Tuesday, July 15, 2014

What a weekend!

It's also a few too many days after the events happen that I write, but so it goes with my time and such.  It was a great weekend for us at the Foege house, mostly because we spent the weekend at the house, together, working on the house.  Liam got sick on Wednesday, ended up with Hand, Foot and Mouth disease.  Ugh, not fun, even worse when they call it a disease.  But that meant we weren't hanging out with friends or doing much out of the house, as much as I wanted to.  Sean was on call, so we had to stay close to home, which was great.  We ended up working our butts off to unpack, put furniture together, move furniture around, unpack boxes, clean up tools, put walls back together and the list goes on and on.  We cleaned, vaccuumed, mopped, dusted  and again, the list goes on.  

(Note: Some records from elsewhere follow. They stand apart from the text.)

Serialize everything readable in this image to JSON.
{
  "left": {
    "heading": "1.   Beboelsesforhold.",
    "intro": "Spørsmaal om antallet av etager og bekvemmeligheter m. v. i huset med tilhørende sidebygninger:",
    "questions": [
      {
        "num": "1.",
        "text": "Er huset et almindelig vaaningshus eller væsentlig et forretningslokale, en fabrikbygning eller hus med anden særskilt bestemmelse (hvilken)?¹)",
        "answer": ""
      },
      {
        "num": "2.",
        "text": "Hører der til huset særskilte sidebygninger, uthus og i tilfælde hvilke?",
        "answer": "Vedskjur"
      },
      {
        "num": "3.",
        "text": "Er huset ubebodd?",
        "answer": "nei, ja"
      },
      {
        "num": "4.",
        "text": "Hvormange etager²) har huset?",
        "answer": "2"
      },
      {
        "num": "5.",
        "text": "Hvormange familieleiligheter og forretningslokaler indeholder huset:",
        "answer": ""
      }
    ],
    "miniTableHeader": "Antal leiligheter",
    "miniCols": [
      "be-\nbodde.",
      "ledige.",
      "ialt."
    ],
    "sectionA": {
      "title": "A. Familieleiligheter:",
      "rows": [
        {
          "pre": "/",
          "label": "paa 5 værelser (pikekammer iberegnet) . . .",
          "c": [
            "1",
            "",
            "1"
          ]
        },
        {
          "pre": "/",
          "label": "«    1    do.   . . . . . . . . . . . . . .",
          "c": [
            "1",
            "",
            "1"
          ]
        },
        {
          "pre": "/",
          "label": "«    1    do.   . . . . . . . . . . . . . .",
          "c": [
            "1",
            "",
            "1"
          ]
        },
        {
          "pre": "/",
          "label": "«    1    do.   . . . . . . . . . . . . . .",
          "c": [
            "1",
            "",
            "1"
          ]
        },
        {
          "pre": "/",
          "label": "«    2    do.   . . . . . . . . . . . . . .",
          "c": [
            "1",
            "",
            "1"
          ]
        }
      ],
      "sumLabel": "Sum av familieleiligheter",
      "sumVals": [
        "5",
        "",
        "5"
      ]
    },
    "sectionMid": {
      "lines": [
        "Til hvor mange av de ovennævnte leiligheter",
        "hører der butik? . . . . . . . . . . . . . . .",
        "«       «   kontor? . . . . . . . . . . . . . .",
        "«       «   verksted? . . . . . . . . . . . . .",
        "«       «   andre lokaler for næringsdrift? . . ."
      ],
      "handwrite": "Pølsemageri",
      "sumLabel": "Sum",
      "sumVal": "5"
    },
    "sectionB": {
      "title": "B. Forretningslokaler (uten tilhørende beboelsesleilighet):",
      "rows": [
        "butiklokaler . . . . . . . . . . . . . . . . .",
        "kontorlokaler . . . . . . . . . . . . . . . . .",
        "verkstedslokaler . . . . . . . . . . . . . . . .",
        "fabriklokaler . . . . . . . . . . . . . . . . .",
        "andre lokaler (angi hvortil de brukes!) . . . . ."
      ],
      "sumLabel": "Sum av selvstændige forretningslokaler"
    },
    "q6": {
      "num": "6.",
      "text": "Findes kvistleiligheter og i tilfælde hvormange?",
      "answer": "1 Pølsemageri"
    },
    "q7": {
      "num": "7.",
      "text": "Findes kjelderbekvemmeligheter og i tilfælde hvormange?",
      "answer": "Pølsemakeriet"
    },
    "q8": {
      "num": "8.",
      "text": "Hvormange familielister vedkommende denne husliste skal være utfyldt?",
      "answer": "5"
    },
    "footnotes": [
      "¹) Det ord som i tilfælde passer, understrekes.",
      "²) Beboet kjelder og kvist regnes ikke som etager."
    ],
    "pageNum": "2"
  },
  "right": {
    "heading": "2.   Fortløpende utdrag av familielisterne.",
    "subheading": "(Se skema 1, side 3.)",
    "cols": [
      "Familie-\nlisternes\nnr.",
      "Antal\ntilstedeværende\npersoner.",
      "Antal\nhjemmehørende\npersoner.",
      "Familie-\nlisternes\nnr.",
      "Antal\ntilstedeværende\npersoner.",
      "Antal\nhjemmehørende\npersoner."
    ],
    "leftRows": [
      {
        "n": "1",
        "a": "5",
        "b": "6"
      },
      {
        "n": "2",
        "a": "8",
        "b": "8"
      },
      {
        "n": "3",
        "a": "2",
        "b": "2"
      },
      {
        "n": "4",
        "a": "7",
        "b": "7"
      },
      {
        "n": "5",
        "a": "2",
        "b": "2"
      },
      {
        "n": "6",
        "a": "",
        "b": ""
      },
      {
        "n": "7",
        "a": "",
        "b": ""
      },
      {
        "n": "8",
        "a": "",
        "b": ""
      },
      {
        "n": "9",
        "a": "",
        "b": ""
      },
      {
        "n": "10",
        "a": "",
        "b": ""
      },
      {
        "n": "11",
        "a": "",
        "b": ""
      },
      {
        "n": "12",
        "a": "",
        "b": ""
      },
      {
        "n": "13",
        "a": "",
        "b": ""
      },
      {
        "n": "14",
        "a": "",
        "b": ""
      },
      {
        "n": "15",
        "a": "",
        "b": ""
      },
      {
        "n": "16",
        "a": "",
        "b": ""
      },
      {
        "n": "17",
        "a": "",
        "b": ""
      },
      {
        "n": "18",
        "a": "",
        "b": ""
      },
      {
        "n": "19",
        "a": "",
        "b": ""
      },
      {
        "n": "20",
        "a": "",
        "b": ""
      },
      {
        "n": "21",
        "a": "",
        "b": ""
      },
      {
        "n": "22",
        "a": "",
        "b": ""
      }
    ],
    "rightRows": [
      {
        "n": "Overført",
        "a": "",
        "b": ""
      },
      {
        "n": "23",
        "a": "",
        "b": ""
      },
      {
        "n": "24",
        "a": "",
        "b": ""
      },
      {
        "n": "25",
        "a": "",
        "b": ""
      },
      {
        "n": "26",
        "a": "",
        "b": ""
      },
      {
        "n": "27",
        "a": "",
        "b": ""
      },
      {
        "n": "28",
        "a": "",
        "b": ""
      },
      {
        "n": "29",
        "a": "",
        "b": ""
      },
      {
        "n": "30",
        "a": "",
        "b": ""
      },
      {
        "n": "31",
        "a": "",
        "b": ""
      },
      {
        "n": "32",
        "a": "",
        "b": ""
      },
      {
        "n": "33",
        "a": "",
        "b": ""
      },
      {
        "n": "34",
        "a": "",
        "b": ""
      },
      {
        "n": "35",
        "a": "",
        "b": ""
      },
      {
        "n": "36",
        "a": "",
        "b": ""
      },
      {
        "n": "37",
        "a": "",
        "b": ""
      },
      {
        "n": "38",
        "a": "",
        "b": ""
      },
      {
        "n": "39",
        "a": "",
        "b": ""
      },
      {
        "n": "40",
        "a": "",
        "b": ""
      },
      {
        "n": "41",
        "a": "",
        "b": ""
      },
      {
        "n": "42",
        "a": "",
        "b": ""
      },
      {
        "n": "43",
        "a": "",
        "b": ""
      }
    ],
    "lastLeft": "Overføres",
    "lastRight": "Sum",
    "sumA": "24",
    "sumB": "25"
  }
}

Saturday was an exhaustingly long day - we started nice and early and barely had time to go outside to have fun in between the rain storms.  We did see a deer right out of the window where Liam's new play area was. We stopped and enjoyed our house as we unpacked and I realized a few things while we did all this work.  First of all, I love our new house.  It has become such a wonderful place to be.  It was hard for a while, we were still in boxes and living in messes, but the more boxes we unpack, the more space we clear out, the more things we move, the more I love our house.  We have ideas upon ideas of things we want to do - which, by the way, owning a home would be great if you got some bonus money you got to spend on the house to make it your way.  So, we share ideas, we talk, we are creative, we plan for the next step.  And we scale all that back in and look at what's in front of us.  It's so fun to make a home, I loved doing it when we lived in IL, but now, it is even more fun.  It helps to have done things already, we sort of know what we are doing at least.  And there is just so much more we can do with this amazing house.  I think each time Sean and I talk, the conversation involves our home and something we can do it at some point.  It's so fun, so expensive and then even more fun to be creative to not put us in a huge hole.  

It's funny to me, that saying about your cluttered space and cluttered mind.  I totally think that is true for me.  It's easy for me to leave things cluttered, I can live in that space, but I am so much better when my life is in the proper bins or containers.  Sean makes fun of me at times (in the best possible way) because when we go out, I always want to buy bins or tubs for storage - he doesn't get it.  And I think I finally get it, bins make it easier to keep the place clean, a clean place leads me to a clear mind.  And with a clear mind, I can see so much.  I can see the home I want to have, I can envision the things I want to do with my life and my family.  I can see myself doing all the things I want to do, and I'm getting there.  

There is so much that happened this weekend that I wish I would have kept better track of my thoughts, my ideas, my dreams.  I always want to blog at night, but typically I am too tired to make it happen, or too lazy, yeah, probably too lazy.  And it doesn't help that my computer at home doesn't work very well, if at all.  After about 5 minutes of me waiting for it to boot up, I'm over it.  

Anyways, I love where I am in life right now.  I'm in a job I love, I'm in a home that is amazing (and will get even better), I live within 10 minutes of some amazing hikes, I have a healthy little guy and a wonderful husband.  I have support from friends and family - I mean, really, does it get any better?  I love days when I think it can't get better and then it does.  I am in a place in life where I want to learn everything, I want to make Liam homemade cheese and peanut butter crackers - from scratch, I want to stay home and cook instead of going out (which we have done for over a week - we both ate lunch out yesterday, but otherwise, for a week, all of our meals were at home).  I want so much, but at the time time am so grateful for everything I have.  And that's where I end up, grateful for all the above items, grateful to be alive and moving in the right direction.  I just can't wait to see what our future holds in so many ways, but for now, I love life and I love our home, it is the perfect place to be with my wonderful family.